Crosswalk.com

A World of Difference

Les & Leslie Parrott

Have you ever wondered why a man can seemingly read a map blindfolded but can't find his own socks?  The reason may be found in his genetic makeup.  Research is discovering that men and women actually perceive reality differently. 

In one university experiment, students were blindfolded while an experimenter who served as a guide walked them through a complex maze of tunnels that ran beneath campus buildings. After traversing this maze, women were asked to locate a familiar college building.  Nearly every woman in the experiment was uncertain and unable to locate it. 

 

Men, on the other hand, had relatively little trouble with the task.
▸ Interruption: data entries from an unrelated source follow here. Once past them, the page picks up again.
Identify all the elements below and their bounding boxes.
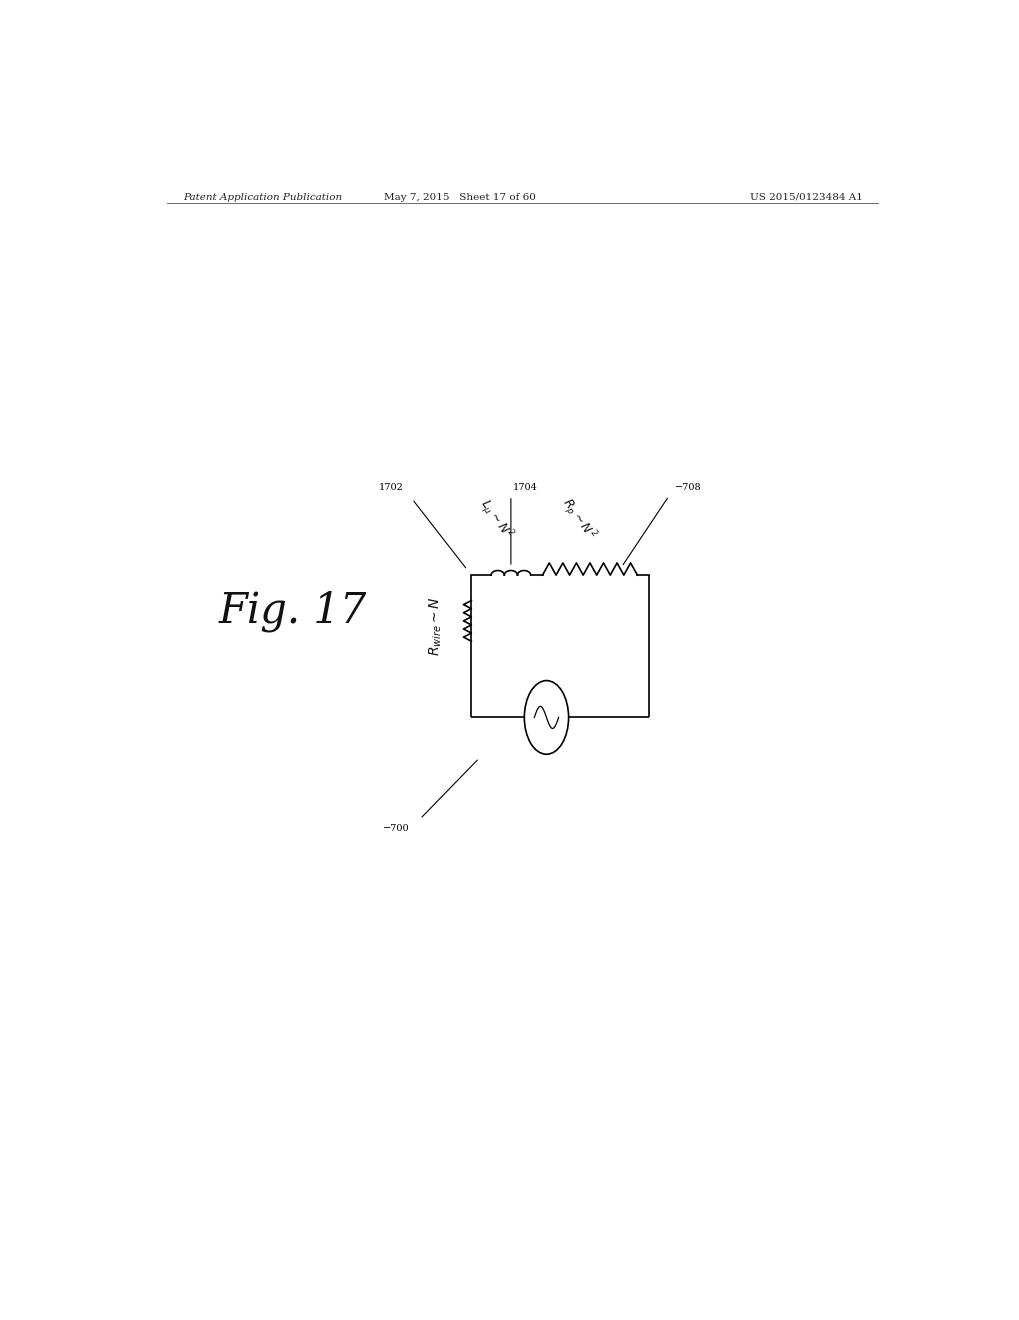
Text: $R_{wire} \sim N$: $R_{wire} \sim N$ <box>427 597 443 656</box>
Text: −708: −708 <box>675 483 701 492</box>
Text: $L_{\mu} \sim N^{2}$: $L_{\mu} \sim N^{2}$ <box>473 495 516 544</box>
Text: May 7, 2015   Sheet 17 of 60: May 7, 2015 Sheet 17 of 60 <box>383 193 535 202</box>
Text: 1702: 1702 <box>379 483 404 492</box>
Text: Patent Application Publication: Patent Application Publication <box>182 193 341 202</box>
Text: US 2015/0123484 A1: US 2015/0123484 A1 <box>749 193 862 202</box>
Text: 1704: 1704 <box>513 483 538 492</box>
Text: $R_{p} \sim N^{2}$: $R_{p} \sim N^{2}$ <box>555 494 599 544</box>
Text: −700: −700 <box>383 824 410 833</box>
Text: Fig. 17: Fig. 17 <box>218 590 367 632</box>
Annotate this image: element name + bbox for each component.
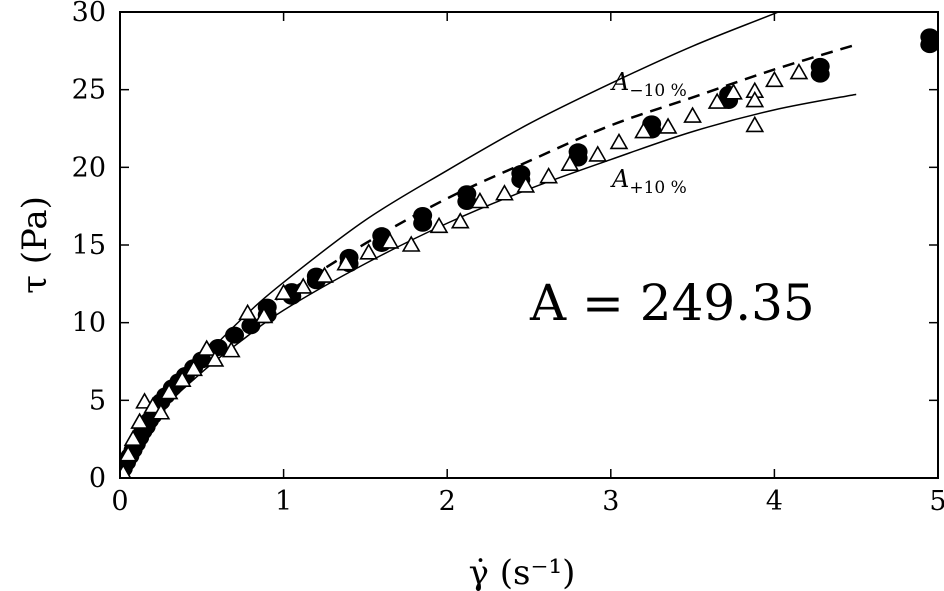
data-point-triangle — [238, 303, 257, 321]
data-point-triangle — [172, 370, 192, 387]
data-point-triangle — [634, 121, 653, 139]
data-point-triangle — [765, 70, 784, 88]
data-point-triangle — [197, 339, 217, 356]
x-tick-label: 1 — [275, 486, 292, 517]
x-axis-label: γ̇ (s⁻¹) — [469, 553, 576, 591]
data-point-triangle — [450, 212, 470, 229]
data-point-triangle — [429, 216, 449, 234]
fit-curves — [120, 12, 857, 478]
data-point-triangle — [123, 429, 143, 446]
data-point-triangle — [293, 277, 313, 294]
y-tick-label: 25 — [72, 75, 106, 106]
data-point-circle — [568, 143, 588, 161]
plot-frame — [119, 11, 939, 479]
data-point-triangle — [315, 266, 334, 283]
data-point-triangle — [151, 403, 171, 420]
data-point-circle — [920, 28, 938, 46]
data-point-triangle — [495, 184, 514, 201]
x-tick-label: 4 — [766, 486, 783, 517]
x-tick-label: 0 — [111, 486, 128, 517]
axis-ticks: 0 1 2 3 4 5 0 5 10 15 20 25 30 — [72, 0, 944, 517]
data-point-triangle — [707, 92, 727, 109]
data-point-triangle — [609, 132, 629, 150]
annotation-lower-base: A — [610, 165, 629, 193]
y-tick-label: 0 — [89, 463, 106, 494]
data-point-triangle — [221, 341, 241, 358]
annotation-upper-sub: −10 % — [629, 81, 686, 101]
data-point-circle — [810, 57, 830, 75]
data-point-triangle — [274, 283, 293, 300]
annotation-a-value: A = 249.35 — [529, 274, 815, 332]
data-point-triangle — [120, 445, 138, 462]
data-point-triangle — [184, 359, 203, 377]
data-points — [120, 28, 938, 478]
x-tick-label: 3 — [602, 486, 619, 517]
data-point-circle — [413, 206, 433, 224]
y-tick-label: 30 — [72, 0, 106, 28]
data-point-circle — [225, 326, 245, 344]
data-point-triangle — [588, 145, 608, 162]
data-point-triangle — [380, 232, 400, 249]
data-point-triangle — [724, 83, 743, 100]
data-point-triangle — [401, 235, 421, 252]
annotation-upper-curve: A−10 % — [610, 68, 687, 101]
data-point-triangle — [336, 254, 356, 271]
data-point-triangle — [539, 167, 559, 184]
y-tick-label: 10 — [72, 308, 106, 339]
data-point-triangle — [745, 115, 765, 133]
y-tick-label: 15 — [72, 230, 106, 261]
x-tick-label: 2 — [439, 486, 456, 517]
data-point-triangle — [683, 106, 702, 123]
data-point-triangle — [205, 350, 225, 367]
data-point-triangle — [120, 463, 132, 478]
data-point-triangle — [130, 412, 150, 429]
x-tick-label: 5 — [929, 486, 944, 517]
y-tick-label: 20 — [72, 152, 106, 183]
data-point-triangle — [745, 90, 765, 108]
annotation-lower-sub: +10 % — [629, 178, 686, 198]
data-point-triangle — [159, 382, 179, 400]
data-point-triangle — [560, 154, 580, 172]
bound-curve-3 — [120, 12, 781, 478]
y-axis-label: τ (Pa) — [15, 196, 55, 294]
data-point-triangle — [516, 176, 536, 193]
data-point-triangle — [254, 306, 274, 324]
annotation-lower-curve: A+10 % — [610, 165, 687, 198]
annotation-upper-base: A — [610, 68, 629, 96]
data-point-triangle — [470, 191, 490, 209]
data-point-triangle — [143, 396, 163, 414]
data-point-circle — [457, 185, 477, 203]
fit-curve-dashed-2 — [120, 43, 857, 478]
y-tick-label: 5 — [89, 385, 106, 416]
data-point-triangle — [359, 243, 379, 260]
data-point-triangle — [658, 117, 678, 134]
data-point-triangle — [789, 62, 809, 80]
In spite of all the subterranean twists and turns, men tended to retain a firm sense of direction and, with a kind of internal compass, were far more likely to identify the location of the building - even after walking through the maze blindfolded.  Chalk one up for the male species.

 

But before you put all your money on men, consider another university experiment.  In this one, students were asked to wait in a small room with a cluttered desk while the experimenter "got something ready."  The students thought they were simply waiting for the experiment to begin, but this actually was the experiment. 

 

After two minutes, each student was asked to describe in detail the waiting room from memory.  Men, it turned out, didn't do well on the test, and were able to remember very little.  Most men were barely able to describe much of the room in clear and accurate detail.  They often missed major objects located on the desk right in front of them. 

 

Women, on the other hand, could go on and on with precise descriptions of the room's contents.  In fact, women proved 70 percent better than men at recalling complex patterns formed by apparently random and unconnected items.  That's one point for the women's side. But who's keeping score?

 

In these experiments and dozens of others like them, men and women consistently perform at different levels - sometimes men outperform women and sometimes vice versa.  Based on these results, scientists are suddenly fast at work trying to account for the differences; what they're finding may surprise you.

 

Why are researchers just now exploring the differences between men and women?  The reason can be traced back to the 1970s, when the feminist revolution nearly prohibited talk of inborn differences in the behavior of males and females.  Pointing out distinctions between the sexes was simply off limits if you were a respectable researcher wanting to keep your job. 

 

Men dominated fields like architecture and engineering, it was argued, because of social, not hormonal, pressures.  Women did the vast majority of society's child rearing because few other options were available to them.

 

Once sexism was abolished, so the argument ran, the world would become perfectly equitable.  But as hard as we tried to squelch our differences, the evidence for innate gender variance only began to mount and the differences between men and women have now become unavoidable. 

 

What's more, the differences are not exclusively relegated to how you were raised as a child with society's traditional stereotyping.  The differences, research is discovering, may lie much deeper.

 

Scientists have not ignored the ol' nature-nurture debate altogether, but they have come to accept that a few fundamental differences between men and women are apparently biological. It turns out that men's and women's brains, for example, are not only different, but the way we use our brains differ too. 

 

Women have larger connections and subsequently more frequent "crosstalk" between their brains' left and right hemispheres. This accounts for women's seeming ability to have better verbal skills and relational intuition than men. 

 

Men, on the other hand, have greater brain hemisphere separation which enhances abstract reasoning and visual-spatial intelligence.  Poet and author Robert Bly describes women's brains as having a "super highway" of connection, while men have a "tiny country road."

 

Big deal, you may be thinking, men can rotate three-dimensional objects in their head and women are better at reading emotions of people in photographs.  How's that affect my relationships with the opposite sex?  Fair enough. 

 

Here's our answer: If you evaluate the opposite gender's behavior according to your own standards, never considering significant social and biological differences, you will miss out on a meaningful connection because you were compelled to make that person more like you. 

That's what we call the fundamental cross-gender relational error: assuming that misunderstandings between the sexes have only to do with cross-purposes and not psychological and biological crossed wiring.